I find this all very refreshing to hear, and honestly wish more writers would take cues from Martin and kill their characters; even letting them stay dead would be an improvement. "We all in our real lives have experienced death," Martin continued. "Your parents die. Your best friend dies. Sometimes, in a really tragic situation, your children die or your wife or husband dies. It's terrible. It affects you. It makes you angry, it makes you sad. In our entertainment, television, film, books, over the centuries as it's evolved, death is often treated very cavalierly. Somebody is dead, we've got a mystery, and the detective has to figure out who did it. We never consider who the corpse is, or what his life was like… what it's going to be like without him. If I'm going to write a death scene, particularly for major characters, I want to make the reader feel it. That's what the Red Wedding, I think, successfully accomplished. People felt that death."

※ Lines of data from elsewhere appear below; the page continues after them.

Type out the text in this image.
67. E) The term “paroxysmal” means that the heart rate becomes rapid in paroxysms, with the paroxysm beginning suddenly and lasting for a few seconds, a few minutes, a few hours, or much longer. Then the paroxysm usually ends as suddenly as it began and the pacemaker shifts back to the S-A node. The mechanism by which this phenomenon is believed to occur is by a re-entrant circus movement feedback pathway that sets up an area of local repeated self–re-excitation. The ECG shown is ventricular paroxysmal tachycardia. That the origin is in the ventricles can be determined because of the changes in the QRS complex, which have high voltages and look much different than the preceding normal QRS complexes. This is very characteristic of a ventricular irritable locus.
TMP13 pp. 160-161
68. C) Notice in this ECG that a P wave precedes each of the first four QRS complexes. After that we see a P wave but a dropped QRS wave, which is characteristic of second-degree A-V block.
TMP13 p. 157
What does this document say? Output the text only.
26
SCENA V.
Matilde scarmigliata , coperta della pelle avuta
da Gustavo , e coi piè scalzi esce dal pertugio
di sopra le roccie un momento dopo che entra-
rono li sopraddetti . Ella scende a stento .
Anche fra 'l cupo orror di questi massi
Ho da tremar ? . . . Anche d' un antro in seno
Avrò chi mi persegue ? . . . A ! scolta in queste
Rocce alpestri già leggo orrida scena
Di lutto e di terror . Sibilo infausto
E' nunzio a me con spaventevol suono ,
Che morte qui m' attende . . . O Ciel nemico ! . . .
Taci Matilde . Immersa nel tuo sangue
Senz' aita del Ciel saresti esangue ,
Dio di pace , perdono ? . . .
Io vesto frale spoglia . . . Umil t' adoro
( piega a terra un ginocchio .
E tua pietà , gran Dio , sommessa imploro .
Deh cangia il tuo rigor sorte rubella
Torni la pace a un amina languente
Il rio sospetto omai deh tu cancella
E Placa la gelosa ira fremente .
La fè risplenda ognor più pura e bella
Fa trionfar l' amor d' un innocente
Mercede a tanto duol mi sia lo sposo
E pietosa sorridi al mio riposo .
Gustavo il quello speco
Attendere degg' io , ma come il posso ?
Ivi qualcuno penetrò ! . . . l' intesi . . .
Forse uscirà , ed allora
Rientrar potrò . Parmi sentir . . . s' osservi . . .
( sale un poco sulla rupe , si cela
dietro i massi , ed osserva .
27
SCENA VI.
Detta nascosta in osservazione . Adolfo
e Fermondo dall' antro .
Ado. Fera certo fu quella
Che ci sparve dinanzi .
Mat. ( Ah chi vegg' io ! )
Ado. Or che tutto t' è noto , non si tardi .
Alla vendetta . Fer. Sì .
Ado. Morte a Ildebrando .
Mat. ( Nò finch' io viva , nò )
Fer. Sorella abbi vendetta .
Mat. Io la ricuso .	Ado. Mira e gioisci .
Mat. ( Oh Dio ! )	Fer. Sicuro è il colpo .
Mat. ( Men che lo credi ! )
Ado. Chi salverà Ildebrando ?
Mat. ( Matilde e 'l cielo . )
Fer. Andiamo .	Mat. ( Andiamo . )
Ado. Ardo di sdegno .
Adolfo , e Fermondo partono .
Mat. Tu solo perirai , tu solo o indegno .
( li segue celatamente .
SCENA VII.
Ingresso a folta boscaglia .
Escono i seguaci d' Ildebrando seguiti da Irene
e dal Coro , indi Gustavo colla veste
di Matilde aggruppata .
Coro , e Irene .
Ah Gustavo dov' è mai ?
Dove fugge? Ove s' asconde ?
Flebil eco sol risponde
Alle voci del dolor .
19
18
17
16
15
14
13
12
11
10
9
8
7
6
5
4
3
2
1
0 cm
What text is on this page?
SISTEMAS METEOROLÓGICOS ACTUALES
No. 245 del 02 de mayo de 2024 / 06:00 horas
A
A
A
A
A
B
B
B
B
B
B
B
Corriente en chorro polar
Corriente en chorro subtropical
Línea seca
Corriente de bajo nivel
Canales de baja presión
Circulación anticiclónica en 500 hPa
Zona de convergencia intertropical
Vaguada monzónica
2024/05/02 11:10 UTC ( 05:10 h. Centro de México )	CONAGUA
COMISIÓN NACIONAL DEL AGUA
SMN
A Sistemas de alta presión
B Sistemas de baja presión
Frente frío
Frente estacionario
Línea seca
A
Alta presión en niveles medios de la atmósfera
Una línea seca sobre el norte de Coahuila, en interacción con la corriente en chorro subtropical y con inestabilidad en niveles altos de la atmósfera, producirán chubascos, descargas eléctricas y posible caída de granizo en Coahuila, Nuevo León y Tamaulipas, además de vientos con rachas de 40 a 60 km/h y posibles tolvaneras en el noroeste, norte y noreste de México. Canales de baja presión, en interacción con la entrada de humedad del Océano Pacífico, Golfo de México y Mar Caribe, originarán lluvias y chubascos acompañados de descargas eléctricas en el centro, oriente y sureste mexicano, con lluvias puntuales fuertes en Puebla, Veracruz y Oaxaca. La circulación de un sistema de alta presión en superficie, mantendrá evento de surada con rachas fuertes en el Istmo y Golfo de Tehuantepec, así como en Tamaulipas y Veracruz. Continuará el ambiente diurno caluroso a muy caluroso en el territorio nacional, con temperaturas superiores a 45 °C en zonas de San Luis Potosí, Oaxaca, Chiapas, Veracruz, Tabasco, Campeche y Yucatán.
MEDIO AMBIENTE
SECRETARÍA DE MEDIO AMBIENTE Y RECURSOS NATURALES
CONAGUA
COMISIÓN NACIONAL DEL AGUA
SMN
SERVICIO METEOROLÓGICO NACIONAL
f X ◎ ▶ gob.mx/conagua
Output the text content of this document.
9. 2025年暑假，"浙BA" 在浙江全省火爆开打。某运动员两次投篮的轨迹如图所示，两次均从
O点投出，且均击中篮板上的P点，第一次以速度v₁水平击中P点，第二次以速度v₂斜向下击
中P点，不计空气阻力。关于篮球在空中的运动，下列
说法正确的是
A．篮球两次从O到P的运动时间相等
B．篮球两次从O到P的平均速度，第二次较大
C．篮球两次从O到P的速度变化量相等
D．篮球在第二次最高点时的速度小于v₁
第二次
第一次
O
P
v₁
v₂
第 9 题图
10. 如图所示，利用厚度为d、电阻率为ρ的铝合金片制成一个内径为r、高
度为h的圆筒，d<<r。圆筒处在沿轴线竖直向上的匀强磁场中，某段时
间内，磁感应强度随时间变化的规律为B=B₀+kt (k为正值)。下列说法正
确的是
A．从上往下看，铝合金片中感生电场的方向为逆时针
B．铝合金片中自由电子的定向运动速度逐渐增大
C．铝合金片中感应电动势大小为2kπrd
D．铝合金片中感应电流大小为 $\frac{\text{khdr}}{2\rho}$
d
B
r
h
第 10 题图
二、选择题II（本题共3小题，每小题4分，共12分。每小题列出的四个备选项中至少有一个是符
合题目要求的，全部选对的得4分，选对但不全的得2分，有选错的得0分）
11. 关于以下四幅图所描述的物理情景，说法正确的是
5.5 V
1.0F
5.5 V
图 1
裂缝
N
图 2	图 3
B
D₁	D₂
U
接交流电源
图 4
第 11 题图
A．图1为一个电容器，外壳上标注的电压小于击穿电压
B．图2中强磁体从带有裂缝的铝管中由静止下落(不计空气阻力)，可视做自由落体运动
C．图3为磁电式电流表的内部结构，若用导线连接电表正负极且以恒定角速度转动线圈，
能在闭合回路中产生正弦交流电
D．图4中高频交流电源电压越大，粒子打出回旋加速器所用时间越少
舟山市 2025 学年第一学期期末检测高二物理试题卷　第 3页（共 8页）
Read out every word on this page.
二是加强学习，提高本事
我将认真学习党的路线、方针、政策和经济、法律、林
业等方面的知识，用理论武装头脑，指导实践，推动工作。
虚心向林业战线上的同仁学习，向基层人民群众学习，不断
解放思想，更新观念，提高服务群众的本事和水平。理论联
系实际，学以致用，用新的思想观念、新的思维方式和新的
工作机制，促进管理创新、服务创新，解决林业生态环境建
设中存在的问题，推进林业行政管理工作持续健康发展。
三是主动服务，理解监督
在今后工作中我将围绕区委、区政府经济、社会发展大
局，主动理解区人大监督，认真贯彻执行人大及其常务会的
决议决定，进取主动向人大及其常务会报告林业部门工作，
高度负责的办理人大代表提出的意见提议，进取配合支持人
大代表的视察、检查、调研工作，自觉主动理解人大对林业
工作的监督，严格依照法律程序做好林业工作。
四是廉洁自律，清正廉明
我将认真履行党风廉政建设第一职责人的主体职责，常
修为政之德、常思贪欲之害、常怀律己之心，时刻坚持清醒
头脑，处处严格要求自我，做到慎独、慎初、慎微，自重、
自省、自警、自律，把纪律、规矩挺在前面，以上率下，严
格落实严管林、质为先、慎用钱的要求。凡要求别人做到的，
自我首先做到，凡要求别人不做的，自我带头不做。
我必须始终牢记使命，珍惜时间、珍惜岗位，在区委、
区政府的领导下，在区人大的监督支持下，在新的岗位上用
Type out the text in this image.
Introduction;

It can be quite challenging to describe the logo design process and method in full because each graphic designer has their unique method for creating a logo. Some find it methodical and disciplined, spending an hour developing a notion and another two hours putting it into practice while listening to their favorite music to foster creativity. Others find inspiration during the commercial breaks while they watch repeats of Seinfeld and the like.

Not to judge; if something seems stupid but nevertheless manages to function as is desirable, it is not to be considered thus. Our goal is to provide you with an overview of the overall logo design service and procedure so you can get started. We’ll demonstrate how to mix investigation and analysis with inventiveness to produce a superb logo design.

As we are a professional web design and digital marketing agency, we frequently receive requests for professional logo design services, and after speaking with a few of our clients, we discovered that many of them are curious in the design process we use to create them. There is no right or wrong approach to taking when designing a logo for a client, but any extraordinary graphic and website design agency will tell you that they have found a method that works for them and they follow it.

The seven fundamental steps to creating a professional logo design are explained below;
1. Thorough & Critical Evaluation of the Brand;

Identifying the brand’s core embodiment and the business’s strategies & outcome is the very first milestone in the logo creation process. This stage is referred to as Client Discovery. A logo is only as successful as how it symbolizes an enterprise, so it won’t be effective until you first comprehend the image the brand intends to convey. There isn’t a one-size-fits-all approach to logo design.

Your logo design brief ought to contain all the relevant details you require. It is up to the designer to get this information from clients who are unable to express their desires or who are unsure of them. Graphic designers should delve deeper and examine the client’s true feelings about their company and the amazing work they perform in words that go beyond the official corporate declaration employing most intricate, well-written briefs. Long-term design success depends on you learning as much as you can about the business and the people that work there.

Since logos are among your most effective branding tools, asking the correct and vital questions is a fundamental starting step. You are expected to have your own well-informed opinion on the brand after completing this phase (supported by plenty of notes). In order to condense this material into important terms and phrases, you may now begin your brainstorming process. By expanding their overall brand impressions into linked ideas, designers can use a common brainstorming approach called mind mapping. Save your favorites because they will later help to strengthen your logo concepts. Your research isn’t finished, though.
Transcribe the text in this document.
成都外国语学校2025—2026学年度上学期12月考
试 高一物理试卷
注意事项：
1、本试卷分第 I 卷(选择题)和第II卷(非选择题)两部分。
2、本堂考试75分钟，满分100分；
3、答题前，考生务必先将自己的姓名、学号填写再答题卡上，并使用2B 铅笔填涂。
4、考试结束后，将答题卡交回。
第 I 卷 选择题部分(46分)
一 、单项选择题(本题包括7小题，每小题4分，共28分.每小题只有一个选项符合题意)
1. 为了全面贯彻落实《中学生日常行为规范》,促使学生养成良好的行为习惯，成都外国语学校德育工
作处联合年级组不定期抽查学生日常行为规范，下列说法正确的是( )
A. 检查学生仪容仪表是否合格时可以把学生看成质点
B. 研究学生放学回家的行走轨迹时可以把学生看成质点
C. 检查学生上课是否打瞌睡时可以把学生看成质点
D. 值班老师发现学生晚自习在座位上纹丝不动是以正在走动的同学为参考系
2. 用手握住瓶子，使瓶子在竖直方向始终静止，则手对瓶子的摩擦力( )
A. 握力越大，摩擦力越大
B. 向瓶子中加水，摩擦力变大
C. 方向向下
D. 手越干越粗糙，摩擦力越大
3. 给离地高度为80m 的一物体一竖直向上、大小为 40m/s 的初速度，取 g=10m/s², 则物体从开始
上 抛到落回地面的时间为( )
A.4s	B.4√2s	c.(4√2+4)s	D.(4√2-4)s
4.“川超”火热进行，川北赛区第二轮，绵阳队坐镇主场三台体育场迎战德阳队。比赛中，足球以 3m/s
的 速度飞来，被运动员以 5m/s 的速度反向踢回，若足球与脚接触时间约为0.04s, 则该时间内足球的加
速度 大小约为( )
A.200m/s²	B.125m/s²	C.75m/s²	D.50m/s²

That said, Martin does think his reputation as a fictional mass murderer has been exaggerated. "Star Wars kills more characters than I do!" he said. "In the very first Star Wars movie they blow up the entire planet of Alderaan, which has, like, 20 billion people on it, and they're all dead. But you know what? Nobody cares. Everybody on Alderaan is dead. Oh, OK. But we don't know the people on Alderaan. We don't feel their deaths. It's just a statistic. If you're going to write about death, you should feel it."

Martin will have another chance to put that philosophy into practice when the "Game of Thrones" prequel show "House of the Dragon" premieres on HBO and HBO Max on August 21.